THE TWO LAWS OF THE MACHINE
From Kolyma come two laws that are by no means metaphors. In the camp they were formulas of survival; today they describe no longer the camp but an entire society. The first: “You die today, and I – tomorrow”. This is not the cynicism of a few scoundrels – it is the anthropology of a system from which moral choice has been removed along with the ration. One can survive only at another’s expense. The machine does not oblige one to hate – it merely places a person in conditions under which another’s death becomes your chance.
The second: “Aren’t you personally being raped? Then shut your mouth”. This is the law of complicity through silence – the cheapest and most reliable means by which the machine recruits millions. As long as the violence has not touched you personally, you are not a witness but a part of the silence on which everything holds. Silence here is not neutral – it is a brick in the wall.

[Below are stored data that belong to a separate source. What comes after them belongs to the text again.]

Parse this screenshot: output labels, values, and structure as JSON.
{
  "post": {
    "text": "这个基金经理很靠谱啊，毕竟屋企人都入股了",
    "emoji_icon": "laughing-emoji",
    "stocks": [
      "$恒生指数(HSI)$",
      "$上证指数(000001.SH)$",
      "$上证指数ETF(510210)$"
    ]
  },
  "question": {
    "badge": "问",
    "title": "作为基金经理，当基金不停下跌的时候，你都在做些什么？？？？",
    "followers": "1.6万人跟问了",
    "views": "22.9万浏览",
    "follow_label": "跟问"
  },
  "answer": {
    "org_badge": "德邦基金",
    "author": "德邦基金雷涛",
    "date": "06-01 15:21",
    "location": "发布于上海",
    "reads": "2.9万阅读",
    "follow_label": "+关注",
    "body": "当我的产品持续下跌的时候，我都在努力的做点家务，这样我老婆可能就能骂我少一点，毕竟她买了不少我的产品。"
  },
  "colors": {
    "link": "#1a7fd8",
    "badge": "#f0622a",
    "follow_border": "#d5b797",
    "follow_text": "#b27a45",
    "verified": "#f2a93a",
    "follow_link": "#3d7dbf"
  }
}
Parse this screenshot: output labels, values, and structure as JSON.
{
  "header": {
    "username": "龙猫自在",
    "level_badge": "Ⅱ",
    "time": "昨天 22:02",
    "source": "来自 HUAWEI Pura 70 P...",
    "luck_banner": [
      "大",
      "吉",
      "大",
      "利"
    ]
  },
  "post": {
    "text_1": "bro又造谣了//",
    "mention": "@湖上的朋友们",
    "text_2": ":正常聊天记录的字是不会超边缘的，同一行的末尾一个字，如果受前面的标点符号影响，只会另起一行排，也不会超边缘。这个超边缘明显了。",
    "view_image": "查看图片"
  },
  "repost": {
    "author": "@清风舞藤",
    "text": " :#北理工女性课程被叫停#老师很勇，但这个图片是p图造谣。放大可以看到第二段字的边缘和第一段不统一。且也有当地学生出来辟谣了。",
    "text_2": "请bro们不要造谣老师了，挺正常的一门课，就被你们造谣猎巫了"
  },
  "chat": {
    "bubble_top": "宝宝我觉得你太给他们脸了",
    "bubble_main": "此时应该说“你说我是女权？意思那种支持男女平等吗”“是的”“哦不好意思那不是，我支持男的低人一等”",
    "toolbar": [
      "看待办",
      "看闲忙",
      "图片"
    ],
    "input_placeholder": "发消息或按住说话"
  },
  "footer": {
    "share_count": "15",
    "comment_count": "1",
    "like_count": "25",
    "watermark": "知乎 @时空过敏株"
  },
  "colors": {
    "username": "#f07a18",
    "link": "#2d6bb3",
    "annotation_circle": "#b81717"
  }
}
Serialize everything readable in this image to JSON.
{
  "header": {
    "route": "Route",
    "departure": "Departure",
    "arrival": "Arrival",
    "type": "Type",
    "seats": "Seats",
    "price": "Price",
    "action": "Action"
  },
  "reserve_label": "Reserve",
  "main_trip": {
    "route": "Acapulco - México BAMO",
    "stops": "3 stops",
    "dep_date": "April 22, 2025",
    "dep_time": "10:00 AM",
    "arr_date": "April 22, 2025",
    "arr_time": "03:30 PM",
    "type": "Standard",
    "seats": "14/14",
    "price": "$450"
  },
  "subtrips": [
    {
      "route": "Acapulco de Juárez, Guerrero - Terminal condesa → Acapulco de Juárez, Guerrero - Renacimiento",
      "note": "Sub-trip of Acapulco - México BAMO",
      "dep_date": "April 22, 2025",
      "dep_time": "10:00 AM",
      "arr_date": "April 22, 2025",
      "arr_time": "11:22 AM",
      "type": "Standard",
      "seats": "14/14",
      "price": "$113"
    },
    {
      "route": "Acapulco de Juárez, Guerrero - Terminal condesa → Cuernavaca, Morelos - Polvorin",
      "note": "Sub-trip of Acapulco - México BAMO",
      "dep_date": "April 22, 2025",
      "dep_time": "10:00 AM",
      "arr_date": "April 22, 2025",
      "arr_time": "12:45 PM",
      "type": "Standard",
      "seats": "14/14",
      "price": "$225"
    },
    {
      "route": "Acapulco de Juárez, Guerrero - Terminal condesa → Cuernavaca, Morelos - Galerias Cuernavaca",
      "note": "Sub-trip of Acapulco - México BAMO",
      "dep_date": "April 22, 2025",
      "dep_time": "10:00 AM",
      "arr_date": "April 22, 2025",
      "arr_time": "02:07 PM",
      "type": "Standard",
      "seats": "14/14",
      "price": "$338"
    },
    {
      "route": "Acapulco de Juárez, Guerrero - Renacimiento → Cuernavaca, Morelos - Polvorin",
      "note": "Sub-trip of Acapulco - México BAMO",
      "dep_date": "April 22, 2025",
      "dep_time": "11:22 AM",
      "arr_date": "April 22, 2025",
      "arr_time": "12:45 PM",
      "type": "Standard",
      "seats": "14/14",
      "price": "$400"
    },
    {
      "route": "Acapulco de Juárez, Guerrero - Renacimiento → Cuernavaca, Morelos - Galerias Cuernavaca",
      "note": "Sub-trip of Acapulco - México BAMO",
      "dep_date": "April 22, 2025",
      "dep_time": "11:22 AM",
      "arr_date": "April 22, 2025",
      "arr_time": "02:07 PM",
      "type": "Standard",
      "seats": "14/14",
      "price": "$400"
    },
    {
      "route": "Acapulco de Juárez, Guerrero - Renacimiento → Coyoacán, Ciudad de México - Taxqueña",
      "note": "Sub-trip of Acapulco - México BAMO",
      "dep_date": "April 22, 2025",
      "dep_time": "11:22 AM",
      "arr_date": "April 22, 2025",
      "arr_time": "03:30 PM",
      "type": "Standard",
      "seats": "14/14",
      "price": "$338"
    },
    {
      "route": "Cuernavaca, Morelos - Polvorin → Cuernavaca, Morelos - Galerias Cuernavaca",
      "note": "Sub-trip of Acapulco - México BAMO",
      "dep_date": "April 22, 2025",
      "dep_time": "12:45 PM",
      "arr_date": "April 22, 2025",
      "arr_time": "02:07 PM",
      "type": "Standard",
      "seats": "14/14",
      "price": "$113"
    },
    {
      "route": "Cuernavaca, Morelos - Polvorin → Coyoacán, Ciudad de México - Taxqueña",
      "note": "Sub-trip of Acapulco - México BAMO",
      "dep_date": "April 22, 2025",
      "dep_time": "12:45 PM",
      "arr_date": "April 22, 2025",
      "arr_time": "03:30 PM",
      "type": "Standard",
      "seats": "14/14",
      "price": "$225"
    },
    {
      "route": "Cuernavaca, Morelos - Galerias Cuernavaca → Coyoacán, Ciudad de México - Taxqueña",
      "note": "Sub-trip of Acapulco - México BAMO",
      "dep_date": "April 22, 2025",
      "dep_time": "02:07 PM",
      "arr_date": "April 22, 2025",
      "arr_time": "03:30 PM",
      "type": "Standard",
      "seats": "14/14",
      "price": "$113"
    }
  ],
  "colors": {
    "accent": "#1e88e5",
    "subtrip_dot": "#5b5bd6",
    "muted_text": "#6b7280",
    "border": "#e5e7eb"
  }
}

THE MACHINE THAT DID NOT STOP
More than forty years have passed since Shalamov’s death – and the worst that can be said of present-day Russia is that it drew nothing from his testimony. Not a single lesson. “Kolyma Tales” did not become a warning for Russian society; they became, at best, an exotic curiosity and, at worst, an instruction manual. For both laws of the machine have gone nowhere – they have turned into the very mode of existence of a society that has still not emerged from the condition of collective victim and finds in that condition an exceedingly convenient alibi.
“We ourselves are victims of the system”, says this society, refusing to notice that it is itself the system; that the carceral state reproduces itself not only through coercion from above but also through consent from below – through the consensus of its subjects no less than through coercion of them. And here it is important to name the threshold plainly, for it is precisely on this seam that an attentive opponent will stumble. In the camp there truly was no choice: both laws were formulas of survival under conditions of extremity, and Shalamov records them precisely as non-moralisable – to judge a starving body for living at another’s expense would be to understand nothing. The scandal of contemporary Russian society lies elsewhere: it reproduces the camp code outside the conditions of extremity – there, where the ration suffices, where another’s death is not the condition of one’s own survival, where there is a choice. Hence the reproach is not for the code as such, but for the voluntary internalisation of an involuntary code: for the appropriation, as one’s own ethics, of what was merely the mechanics of survival of the doomed. To grant Russian society the status of collective victim is not only analytically false but also practically harmful: it lifts responsibility for colonial aggression and allows the painful question of its own agency to be avoided. Russian power is the flesh and blood of the Russian people, rooted in a five-hundred-year tradition of imperial thinking, in which the culture of the camp – from Siberian penal servitude to the GULAG – long ago ceased to be an external coercion and became an internal code – not imposed by extremity but chosen in its absence.
WHY WE REMEMBER
And yet we return to Shalamov not in order to recognise the machine once again – but in order not to become a part of it. His prose offers no consolation, because consolation would be a lie; it offers something else – immunity against the temptation to call the executioner a victim, against the arithmetic in which ten grams decide a fate, against the silence that passes itself off as neutrality. One hundred and nineteen years ago a man was born who refused to die together with his memory – and wrote it all down in a clear hand, across the report, so that no one could say “we did not know.”
The huge double doors have swung open. Behind them no longer stands the man with the tray of herring – behind them stand we ourselves, with the choice of which his characters were deprived. And the only thing we owe Shalamov on the day of his birth is not to look away.